Often, some command-line tools might have hard-to-remember sequences for certain kinds of actions. In these cases, it is completely reasonable to make shell functions to wrap those tools.
Example with nmcli
A good quick example of this is nmcli
, the command-line tool for controlling
NetworkManager on Linux. The multi-part command for connecting to a wifi network
is pretty different than reconnecting to a network.

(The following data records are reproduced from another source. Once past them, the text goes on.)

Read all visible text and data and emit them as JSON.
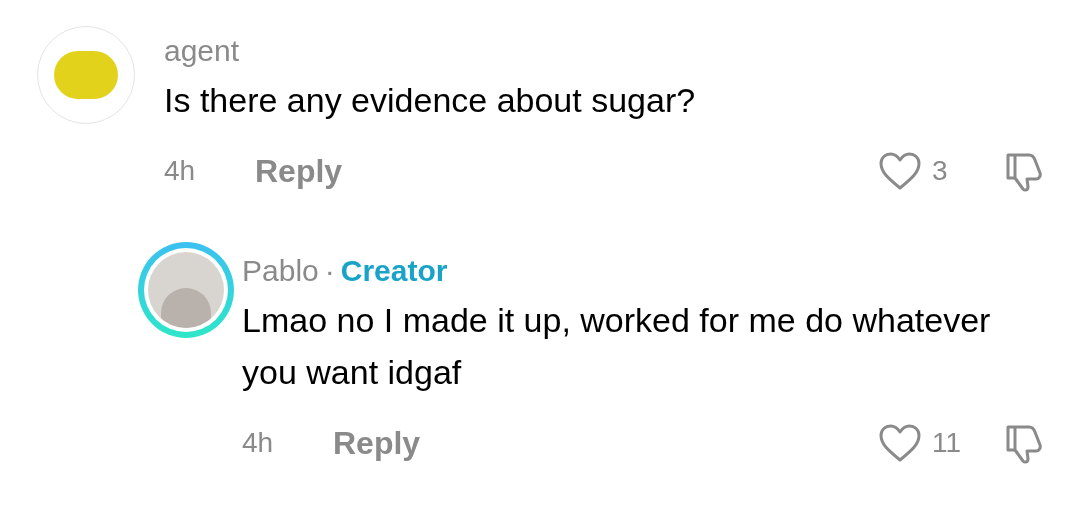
{
  "comments": [
    {
      "username": "agent",
      "text": "Is there any evidence about sugar?",
      "time": "4h",
      "reply_label": "Reply",
      "likes": "3",
      "replies": [
        {
          "username": "Pablo",
          "separator": "·",
          "badge": "Creator",
          "text": "Lmao no I made it up, worked for me do whatever you want idgaf",
          "time": "4h",
          "reply_label": "Reply",
          "likes": "11"
        }
      ]
    }
  ]
}
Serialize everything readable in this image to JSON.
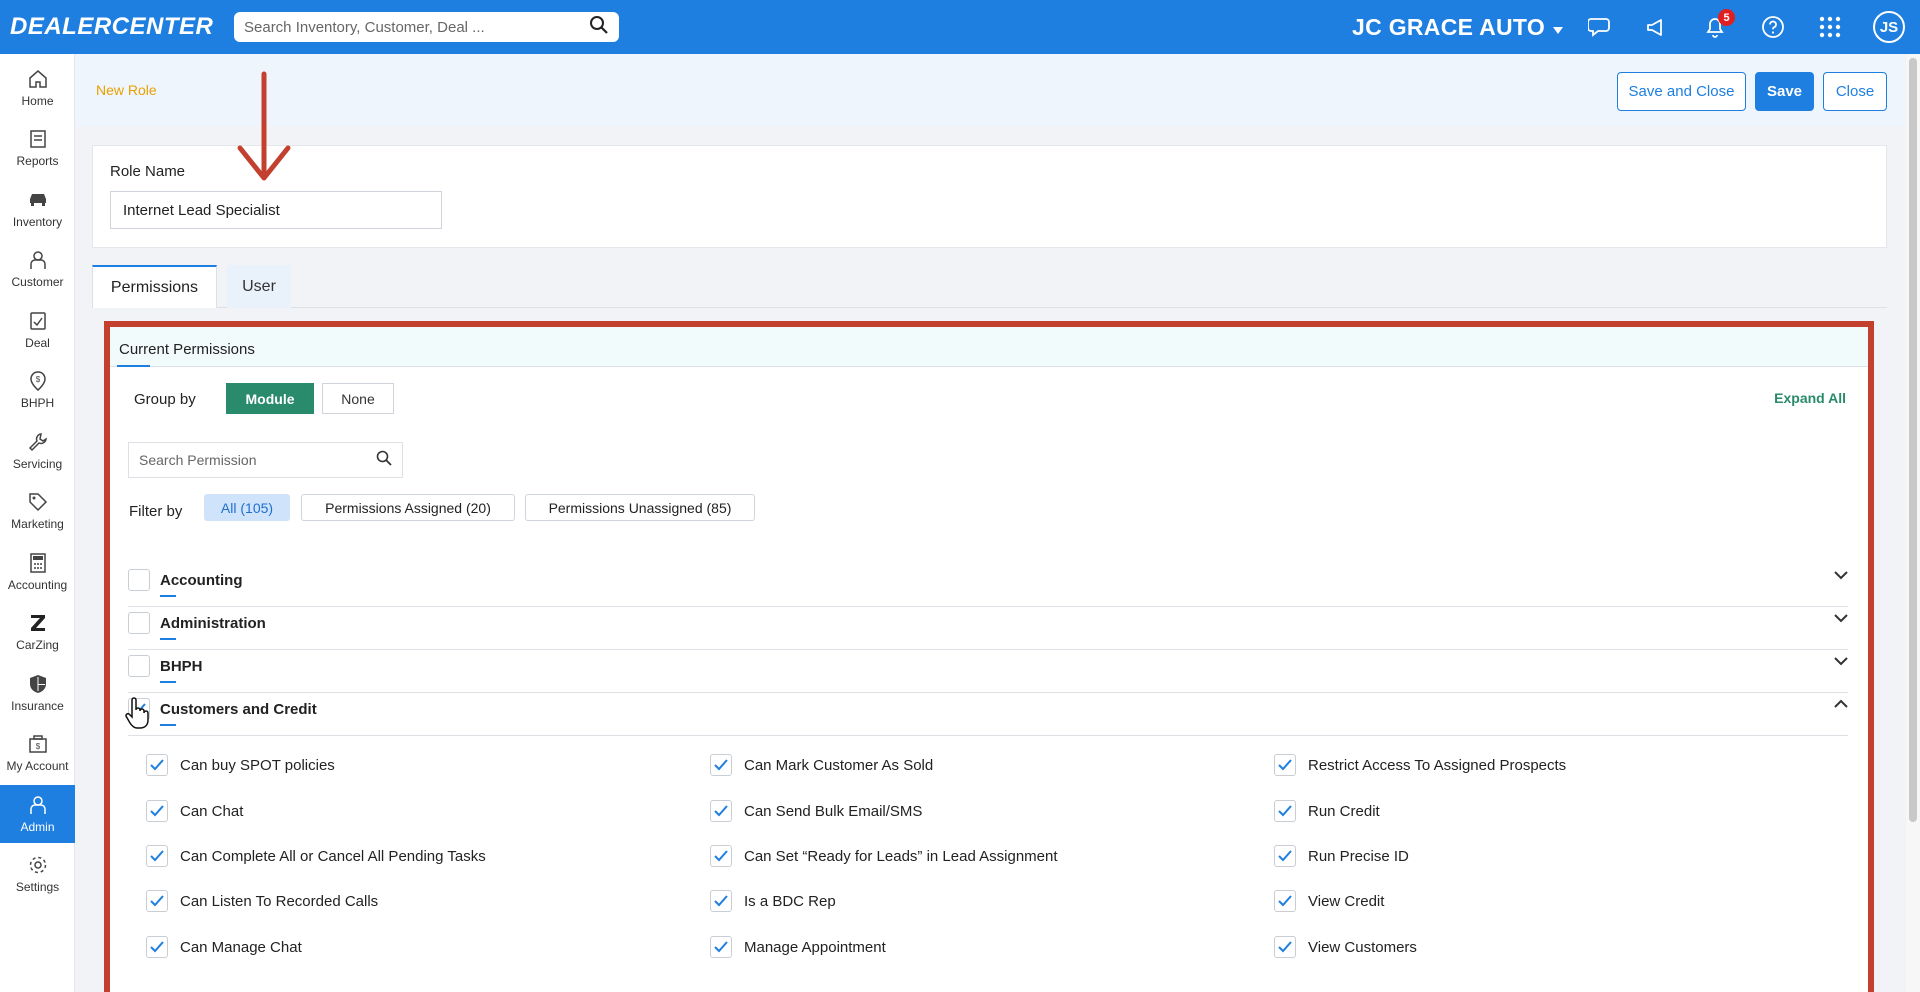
{
  "topbar": {
    "logo": "DEALERCENTER",
    "search_placeholder": "Search Inventory, Customer, Deal ...",
    "dealer_name": "JC GRACE AUTO",
    "notification_count": "5",
    "avatar_initials": "JS"
  },
  "sidebar": {
    "items": [
      {
        "label": "Home",
        "icon": "home-icon"
      },
      {
        "label": "Reports",
        "icon": "reports-icon"
      },
      {
        "label": "Inventory",
        "icon": "car-icon"
      },
      {
        "label": "Customer",
        "icon": "person-icon"
      },
      {
        "label": "Deal",
        "icon": "deal-icon"
      },
      {
        "label": "BHPH",
        "icon": "bhph-icon"
      },
      {
        "label": "Servicing",
        "icon": "wrench-icon"
      },
      {
        "label": "Marketing",
        "icon": "tag-icon"
      },
      {
        "label": "Accounting",
        "icon": "calculator-icon"
      },
      {
        "label": "CarZing",
        "icon": "carzing-icon"
      },
      {
        "label": "Insurance",
        "icon": "shield-icon"
      },
      {
        "label": "My Account",
        "icon": "account-icon"
      },
      {
        "label": "Admin",
        "icon": "admin-icon"
      },
      {
        "label": "Settings",
        "icon": "gear-icon"
      }
    ],
    "active": "Admin"
  },
  "header": {
    "breadcrumb": "New Role",
    "save_and_close": "Save and Close",
    "save": "Save",
    "close": "Close"
  },
  "role": {
    "label": "Role Name",
    "value": "Internet Lead Specialist"
  },
  "tabs": {
    "permissions": "Permissions",
    "user": "User"
  },
  "permissions": {
    "title": "Current Permissions",
    "group_by_label": "Group by",
    "group_by_module": "Module",
    "group_by_none": "None",
    "expand_all": "Expand All",
    "search_placeholder": "Search Permission",
    "filter_label": "Filter by",
    "filter_all": "All (105)",
    "filter_assigned": "Permissions Assigned (20)",
    "filter_unassigned": "Permissions Unassigned (85)",
    "groups": [
      {
        "name": "Accounting",
        "checked": false,
        "expanded": false
      },
      {
        "name": "Administration",
        "checked": false,
        "expanded": false
      },
      {
        "name": "BHPH",
        "checked": false,
        "expanded": false
      },
      {
        "name": "Customers and Credit",
        "checked": true,
        "expanded": true
      }
    ],
    "items": {
      "col1": [
        "Can buy SPOT policies",
        "Can Chat",
        "Can Complete All or Cancel All Pending Tasks",
        "Can Listen To Recorded Calls",
        "Can Manage Chat"
      ],
      "col2": [
        "Can Mark Customer As Sold",
        "Can Send Bulk Email/SMS",
        "Can Set “Ready for Leads” in Lead Assignment",
        "Is a BDC Rep",
        "Manage Appointment"
      ],
      "col3": [
        "Restrict Access To Assigned Prospects",
        "Run Credit",
        "Run Precise ID",
        "View Credit",
        "View Customers"
      ]
    }
  },
  "colors": {
    "brand_blue": "#1e7fe0",
    "green": "#2a8a6c",
    "annotation_red": "#c3402f",
    "breadcrumb_orange": "#e8a000"
  }
}
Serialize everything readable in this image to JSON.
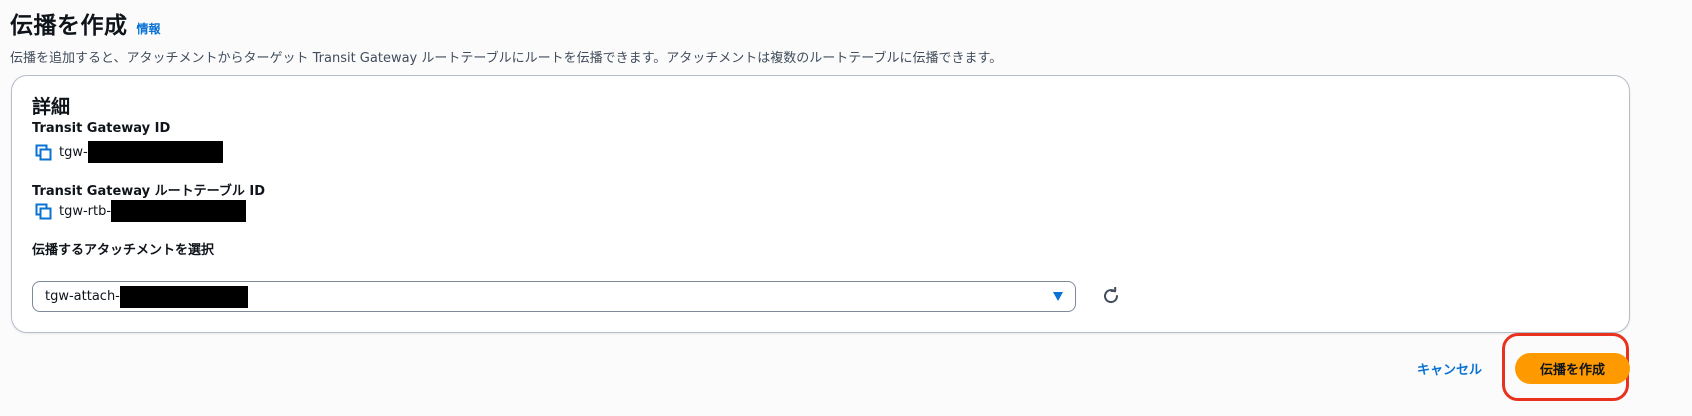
{
  "header": {
    "title": "伝播を作成",
    "info_link": "情報",
    "description": "伝播を追加すると、アタッチメントからターゲット Transit Gateway ルートテーブルにルートを伝播できます。アタッチメントは複数のルートテーブルに伝播できます。"
  },
  "details": {
    "heading": "詳細",
    "tgw_id_label": "Transit Gateway ID",
    "tgw_id_prefix": "tgw-",
    "route_table_label": "Transit Gateway ルートテーブル ID",
    "route_table_prefix": "tgw-rtb-",
    "attachment_label": "伝播するアタッチメントを選択",
    "attachment_value": "tgw-attach-"
  },
  "footer": {
    "cancel_label": "キャンセル",
    "create_label": "伝播を作成"
  },
  "colors": {
    "primary_button": "#ff9900",
    "link": "#0972d3",
    "highlight": "#e8321e"
  },
  "icons": [
    "copy-icon",
    "caret-down-icon",
    "refresh-icon"
  ]
}
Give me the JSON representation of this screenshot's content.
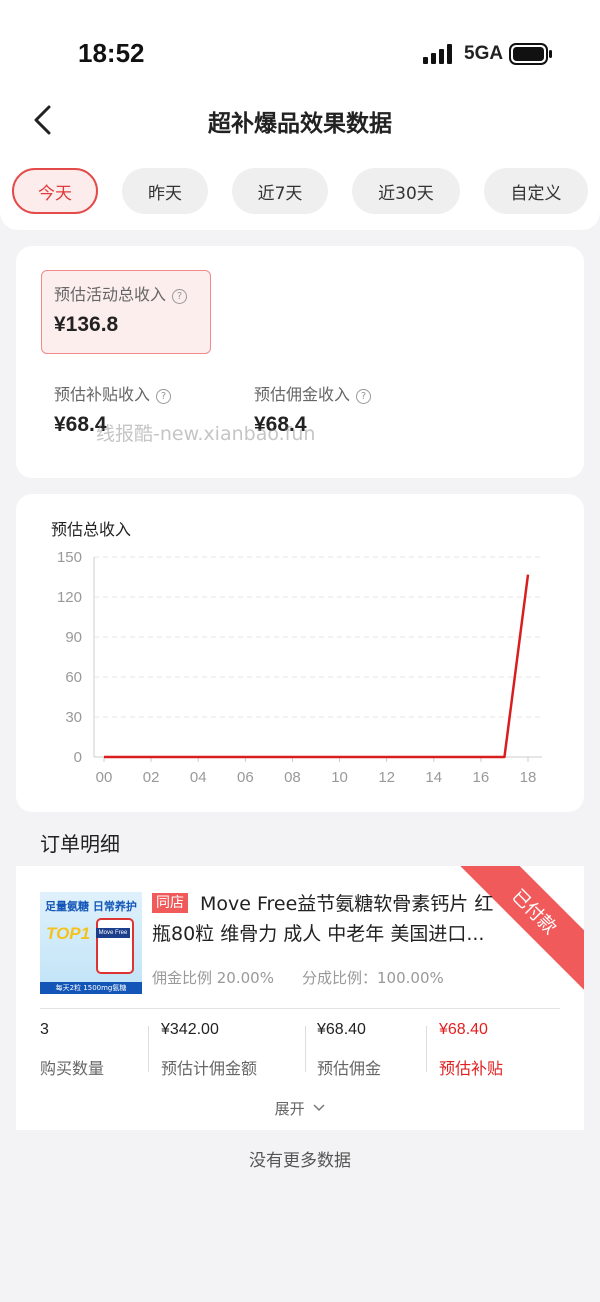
{
  "status_bar": {
    "time": "18:52",
    "network": "5GA"
  },
  "header": {
    "title": "超补爆品效果数据"
  },
  "tabs": [
    {
      "label": "今天",
      "active": true
    },
    {
      "label": "昨天",
      "active": false
    },
    {
      "label": "近7天",
      "active": false
    },
    {
      "label": "近30天",
      "active": false
    },
    {
      "label": "自定义",
      "active": false
    }
  ],
  "summary": {
    "total_label": "预估活动总收入",
    "total_value": "¥136.8",
    "subsidy_label": "预估补贴收入",
    "subsidy_value": "¥68.4",
    "commission_label": "预估佣金收入",
    "commission_value": "¥68.4",
    "watermark": "线报酷-new.xianbao.fun"
  },
  "chart_data": {
    "type": "line",
    "title": "预估总收入",
    "x": [
      "00",
      "01",
      "02",
      "03",
      "04",
      "05",
      "06",
      "07",
      "08",
      "09",
      "10",
      "11",
      "12",
      "13",
      "14",
      "15",
      "16",
      "17",
      "18"
    ],
    "x_tick_labels": [
      "00",
      "02",
      "04",
      "06",
      "08",
      "10",
      "12",
      "14",
      "16",
      "18"
    ],
    "y_tick_labels": [
      "150",
      "120",
      "90",
      "60",
      "30",
      "0"
    ],
    "series": [
      {
        "values": [
          0,
          0,
          0,
          0,
          0,
          0,
          0,
          0,
          0,
          0,
          0,
          0,
          0,
          0,
          0,
          0,
          0,
          0,
          136.8
        ]
      }
    ],
    "ylim": [
      0,
      150
    ],
    "grid": true,
    "color": "#d81e1e"
  },
  "orders": {
    "section_title": "订单明细",
    "items": [
      {
        "tag": "同店",
        "title": "Move Free益节氨糖软骨素钙片 红瓶80粒 维骨力 成人 中老年 美国进口...",
        "commission_rate": "佣金比例 20.00%",
        "share_rate": "分成比例：100.00%",
        "ribbon": "已付款",
        "stats": [
          {
            "value": "3",
            "label": "购买数量"
          },
          {
            "value": "¥342.00",
            "label": "预估计佣金额"
          },
          {
            "value": "¥68.40",
            "label": "预估佣金"
          },
          {
            "value": "¥68.40",
            "label": "预估补贴"
          }
        ],
        "expand_label": "展开",
        "thumb": {
          "headline": "足量氨糖 日常养护",
          "badge": "TOP1",
          "brand": "Move Free",
          "footer": "每天2粒 1500mg氨糖"
        }
      }
    ],
    "no_more": "没有更多数据"
  },
  "colors": {
    "accent": "#e03a3a",
    "ribbon": "#f05a5a"
  }
}
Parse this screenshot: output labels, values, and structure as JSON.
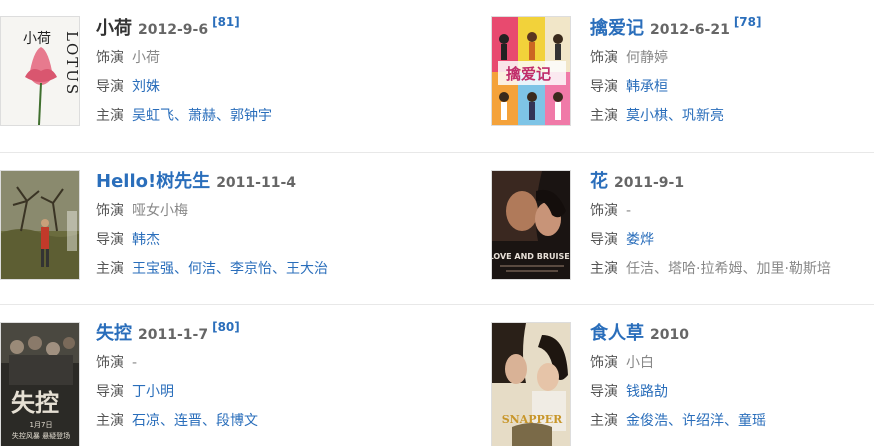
{
  "labels": {
    "role": "饰演",
    "director": "导演",
    "cast": "主演"
  },
  "films": [
    {
      "title": "小荷",
      "date": "2012-9-6",
      "ref": "[81]",
      "role": "小荷",
      "director": [
        "刘姝"
      ],
      "cast": [
        "吴虹飞",
        "萧赫",
        "郭钟宇"
      ],
      "poster": {
        "title_text": "小荷",
        "side_text": "LOTUS",
        "bg": "#f4f4f2"
      }
    },
    {
      "title": "擒爱记",
      "date": "2012-6-21",
      "ref": "[78]",
      "role": "何静婷",
      "director": [
        "韩承桓"
      ],
      "cast": [
        "莫小棋",
        "巩新亮"
      ],
      "poster": {
        "title_text": "擒爱记",
        "bg": "#e9d14a"
      }
    },
    {
      "title": "Hello!树先生",
      "date": "2011-11-4",
      "ref": "",
      "role": "哑女小梅",
      "director": [
        "韩杰"
      ],
      "cast": [
        "王宝强",
        "何洁",
        "李京怡",
        "王大治"
      ],
      "poster": {
        "bg": "#6f7158"
      }
    },
    {
      "title": "花",
      "date": "2011-9-1",
      "ref": "",
      "role": "-",
      "director": [
        "娄烨"
      ],
      "cast": [
        "任洁",
        "塔哈·拉希姆",
        "加里·勒斯培"
      ],
      "cast_plain": true,
      "poster": {
        "title_text": "LOVE AND BRUISES",
        "bg": "#1a1412"
      }
    },
    {
      "title": "失控",
      "date": "2011-1-7",
      "ref": "[80]",
      "role": "-",
      "director": [
        "丁小明"
      ],
      "cast": [
        "石凉",
        "连晋",
        "段博文"
      ],
      "poster": {
        "title_text": "失控",
        "sub_text": "1月7日",
        "sub_text2": "失控风暴 悬疑登场",
        "bg": "#2b2a26"
      }
    },
    {
      "title": "食人草",
      "date": "2010",
      "ref": "",
      "role": "小白",
      "director": [
        "钱路劼"
      ],
      "cast": [
        "金俊浩",
        "许绍洋",
        "童瑶"
      ],
      "poster": {
        "title_text": "SNAPPER",
        "bg": "#d9c9a4"
      }
    }
  ]
}
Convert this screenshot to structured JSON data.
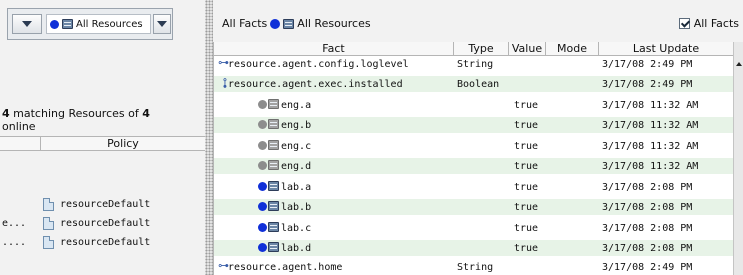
{
  "left": {
    "filter": {
      "selected": "All Resources"
    },
    "match_count": "4",
    "match_text": " matching Resources of ",
    "match_total": "4",
    "match_suffix": "online",
    "policy_header": "Policy",
    "policy_rows": [
      {
        "prefix": "",
        "name": "resourceDefault"
      },
      {
        "prefix": "e...",
        "name": "resourceDefault"
      },
      {
        "prefix": "....",
        "name": "resourceDefault"
      }
    ]
  },
  "right": {
    "title_prefix": "All Facts",
    "title_resource": "All Resources",
    "all_facts_checkbox": "All Facts",
    "columns": [
      "Fact",
      "Type",
      "Value",
      "Mode",
      "Last Update"
    ],
    "rows": [
      {
        "fact": "resource.agent.config.loglevel",
        "type": "String",
        "value": "",
        "mode": "",
        "updated": "3/17/08 2:49 PM",
        "icon": "key-icon"
      },
      {
        "fact": "resource.agent.exec.installed",
        "type": "Boolean",
        "value": "",
        "mode": "",
        "updated": "3/17/08 2:49 PM",
        "icon": "key-expanded-icon"
      },
      {
        "fact": "eng.a",
        "type": "",
        "value": "true",
        "mode": "",
        "updated": "3/17/08 11:32 AM",
        "icon": "offline-server-icon"
      },
      {
        "fact": "eng.b",
        "type": "",
        "value": "true",
        "mode": "",
        "updated": "3/17/08 11:32 AM",
        "icon": "offline-server-icon"
      },
      {
        "fact": "eng.c",
        "type": "",
        "value": "true",
        "mode": "",
        "updated": "3/17/08 11:32 AM",
        "icon": "offline-server-icon"
      },
      {
        "fact": "eng.d",
        "type": "",
        "value": "true",
        "mode": "",
        "updated": "3/17/08 11:32 AM",
        "icon": "offline-server-icon"
      },
      {
        "fact": "lab.a",
        "type": "",
        "value": "true",
        "mode": "",
        "updated": "3/17/08 2:08 PM",
        "icon": "online-server-icon"
      },
      {
        "fact": "lab.b",
        "type": "",
        "value": "true",
        "mode": "",
        "updated": "3/17/08 2:08 PM",
        "icon": "online-server-icon"
      },
      {
        "fact": "lab.c",
        "type": "",
        "value": "true",
        "mode": "",
        "updated": "3/17/08 2:08 PM",
        "icon": "online-server-icon"
      },
      {
        "fact": "lab.d",
        "type": "",
        "value": "true",
        "mode": "",
        "updated": "3/17/08 2:08 PM",
        "icon": "online-server-icon"
      },
      {
        "fact": "resource.agent.home",
        "type": "String",
        "value": "",
        "mode": "",
        "updated": "3/17/08 2:49 PM",
        "icon": "key-icon"
      }
    ]
  },
  "colors": {
    "online": "#1030d8",
    "offline": "#8d8d8d",
    "row_alt": "#e7f3e7"
  }
}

Listing available networks
nmcli dev wifi list
Connecting for the first time
sudo nmcli --ask dev wifi connect <some-ssid>
Re-connecting in the future
nmcli con up <some-ssid>
Wrapper shell functions for nmcli
Here are some tab-completable shell functions defined in my
base/commands.sh
file for nmcli
that should work fine in bash or zsh:
if type nmcli &>/dev/null; then
nmcli-list-networks() {
nmcli dev wifi list | cut -c 28-
}
nmcli-status() {
nmcli dev status
}
nmcli-connect-to() {
ssid="$1"
[[ -z "$ssid" ]] && echo "No SSID specified" && return 1
sudo nmcli --ask dev wifi connect "$ssid"
}
nmcli-reconnect-to() {
ssid="$1"
[[ -z "$ssid" ]] && echo "No SSID specified" && return 1
nmcli con up "$ssid"
}
fi
When I want to “do an nmcli
thing” I just need to type nmcli-<tab>
to show
me the available names (nmcli-connect-to
, nmcli-list-networks
,
nmcli-reconnect-to
, and nmcli-status
). That’s the beauty of
tab-completion
(especially if you name things well)!